Prophecy combines an eclectic menu of pasta, steak, seafood, and delectable desserts with an inviting dance floor awash in deep purples and mood lighting. The citrus-marinated shrimp ceviche tangos across taste buds ($12), and imported mozzarella whispers conversational Italian to baby arugula and roasted peppers ($12). Prophecy’s chefs handcraft pastas, such as the pappardelle with a pork-shoulder ragu ($18), and fire up classics such as the marinated strip steak alongside seasoned fries ($27). A customizable small-tastes menu lets diners sample servings such as bottle-fed baby artichokes or garlic mashed potatoes ($5 each; $13 for three; $20 for five). Dinner builds to a sweet crescendo with the multifarious dessert sampler, an impressive tower of gelato, apple strudel, crème brûlée, cheesecake lollipops, warm crepes, and chocolate lava cake that, if pierced with a fork imprecisely, can engulf a small mountain village.
Executive Chef Carmine Paglia’s culinary techniques are hard to emulate, but they are no secret. Visitors can glimpse Chef Paglia and her culinary team at work in Pranzi Ristorante & Enoteca’s partially open kitchen as they craft dishes such as delicious gnocchi or cozze posillipo with mussels in a white-wine tomato broth. Chef Paglia came to the Italian kitchen after a stint at Polpo in Greenwich, Connecticut; now he caters to Pranzi Ristorante & Enoteca patrons by preparing oven-baked pizzas with toppings such as fresh ricotta cheese or baby clams, drizzled organic salmon in limoncello sauce, and grilled prime-shell steak.
Labeled a "charming ristorante and bar" in a "cozier, more intimate venue" by the New York Times, La Bocca curates a finely tuned ambience as well as its roster of authentic recipes imported from southern Italy. The dinner menu presents a syllabus of mouthwatering appetizers such as sautéed calamari al coccio with garlic, sauced in fresh marinara ($12) and served with bread that, like a wedding's groom or a bit of dry brush left in a car's engine, is toasted. Servers whisk entrees to white-draped tables, from pasta dishes such as tortellini laziali with prosciutto, sweet peas, and cream sauce ($15) to seafood plates including pescatrice—a piccata-style monkfish dished with mashed potatoes ($27). Chefs grill the costoletta di agnello's rack of lamb ($32), then render the plate's presentation beautiful by accessorizing it with fingerling potatoes, broccoli rabe, and a feather boa.
Within the ultramodern interior of Asian Temptation, the wait staff delivers equally modern Asian and Japanese cuisine. Owner Andy Lin—who also operates three other restaurants—created the multilevel design of the restaurant, where clean lines, high ceilings, a cobblestone walls, and a koi pond tingle the visual senses. Traditional Japanese greetings welcome guests as they enter the space and head to candlelit tables, where the staff serves selections from a sushi bar, bubble teas, or drinks from a full-service bar backlit with neon blues and glow sticks culled from a bioluminescent tree.

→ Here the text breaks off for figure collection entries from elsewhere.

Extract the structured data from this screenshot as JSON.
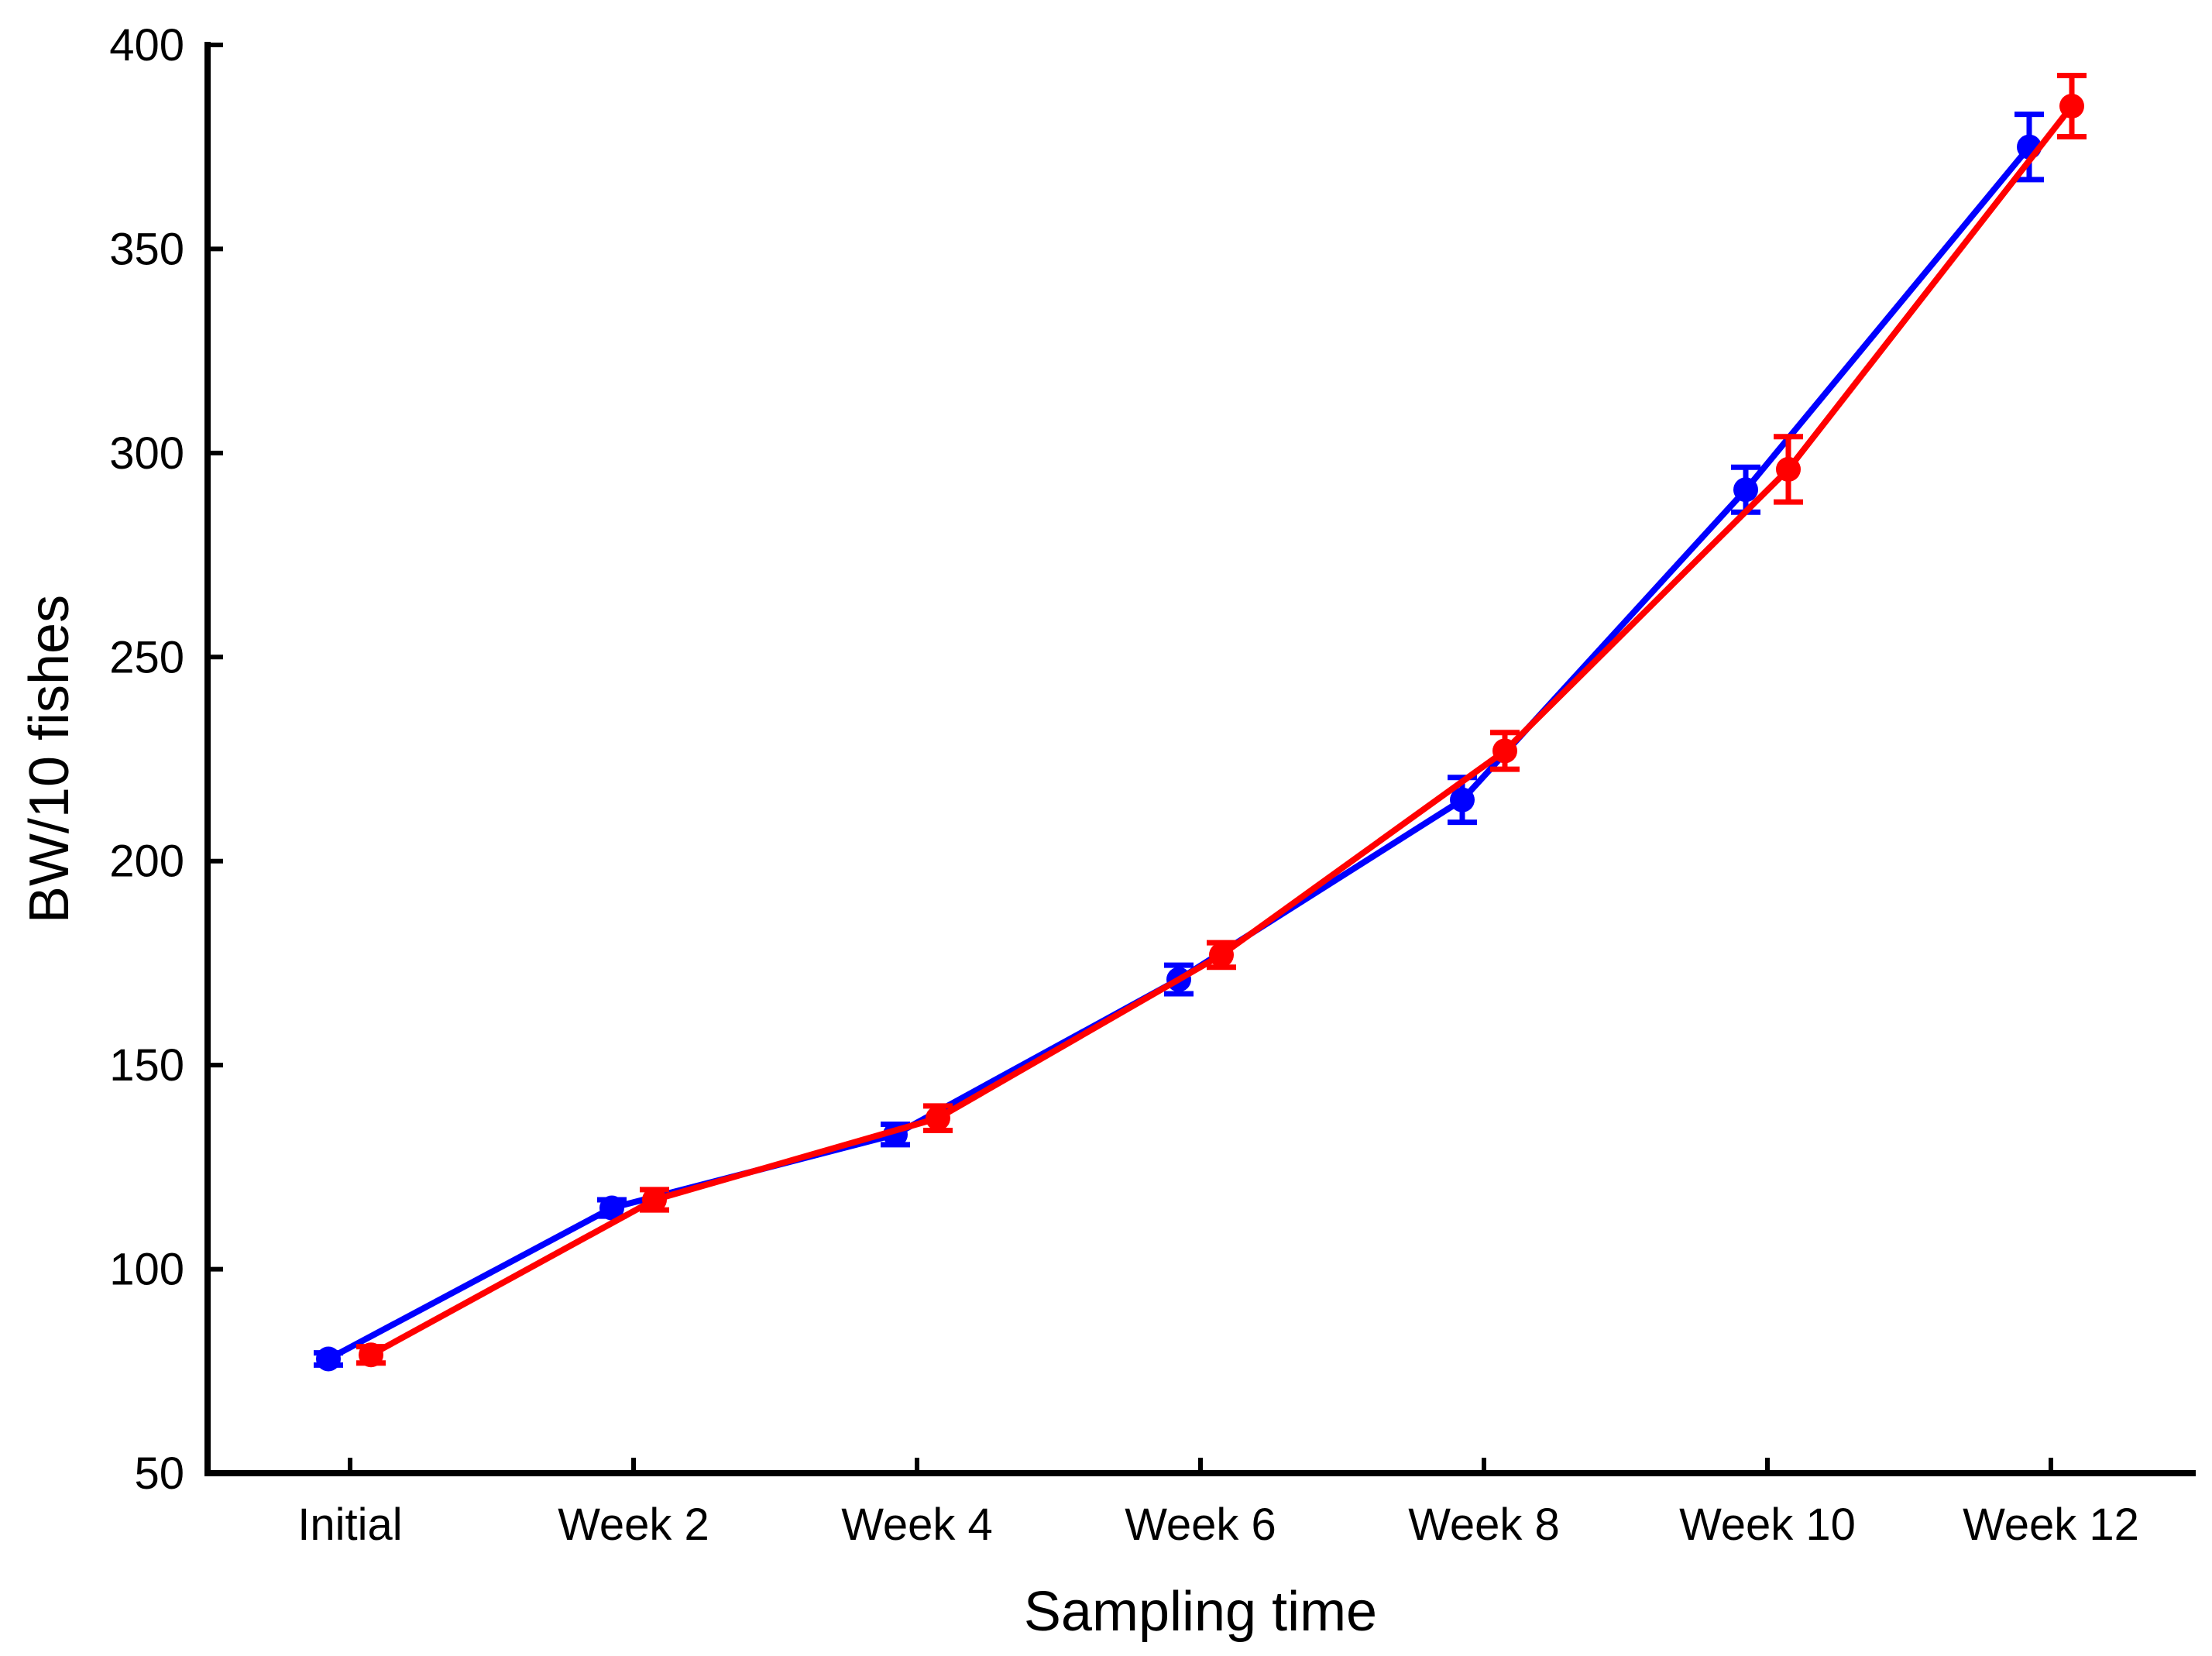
{
  "figure": {
    "background": "#ffffff",
    "axis_color": "#000000"
  },
  "chart_data": {
    "type": "line",
    "title": "",
    "xlabel": "Sampling time",
    "ylabel": "BW/10 fishes",
    "categories": [
      "Initial",
      "Week 2",
      "Week 4",
      "Week 6",
      "Week 8",
      "Week 10",
      "Week 12"
    ],
    "y_axis": {
      "min": 50,
      "max": 400,
      "step": 50,
      "ticks": [
        400,
        350,
        300,
        250,
        200,
        150,
        100,
        50
      ],
      "tick_labels": [
        "400",
        "350",
        "300",
        "250",
        "200",
        "150",
        "100",
        "50"
      ]
    },
    "grid": false,
    "legend": "none",
    "error_bars": true,
    "series": [
      {
        "name": "blue-series",
        "color": "#0000ff",
        "marker": "circle",
        "values": [
          78,
          115,
          133,
          171,
          215,
          291,
          375
        ],
        "errors": [
          1.5,
          2,
          2.5,
          3.5,
          5.5,
          5.5,
          8
        ]
      },
      {
        "name": "red-series",
        "color": "#ff0000",
        "marker": "circle",
        "values": [
          79,
          117,
          137,
          177,
          227,
          296,
          385
        ],
        "errors": [
          2,
          2.5,
          3,
          3,
          4.5,
          8,
          7.5
        ]
      }
    ]
  }
}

The chefs at Impulse Hibachi & Bar Lounge turn food preparation into acts of athleticism with tableside performances and meals sliced and spun on a flaming hibachi grill. The menu brims with choice cuts of chicken, steak, seafood, and vegetables patiently awaiting their 15 minutes of fame and impending celebrity-judge critique. Main courses arrive circumscribed by helpings of salad, miso soup, veggies, rice, and a shrimp appetizer, complemented by a platter of salted edamame. A vegetarian ($13.95) plate caters to the herbivorous needs of clientele, and protein platters such as chicken ($15.95) or steak ($19.95) excite underused canines and incisors. Fresh seafood options such as the twin lobster tail ($29.95) treat guests to ocean-faring delicacies, and combo plates ($22.95–$31.95) pair a couplet of entrees to force a compromise between wrestling taste buds.
At Westchester Burger Co., the eponymous burger comprises a 10-ounce patty topped with smoked mozzarella, tomato, pickles, frisée, and a secret sauce that has helped it receive local accolades. But it was quite a journey to get the burger to where it is today: the chef and owner, who has no formal training, spent many long hours in the kitchen using trial and error and complex algorithms to uncover the delicious combination.
That burger and the rest of the menu have proved to be so successful that three Westchester Burger Co. locations have opened in three years. They serve burgers nestled between grilled cheese sandwiches made with texas toast, Kobe beef burgers on a brioche bun, and italian-sausage burgers topped with a balsamic-vinegar glaze and broccoli raab. They also serve smoked Saint Louis–style ribs, vegetable lasagna, and root beer–braised short ribs.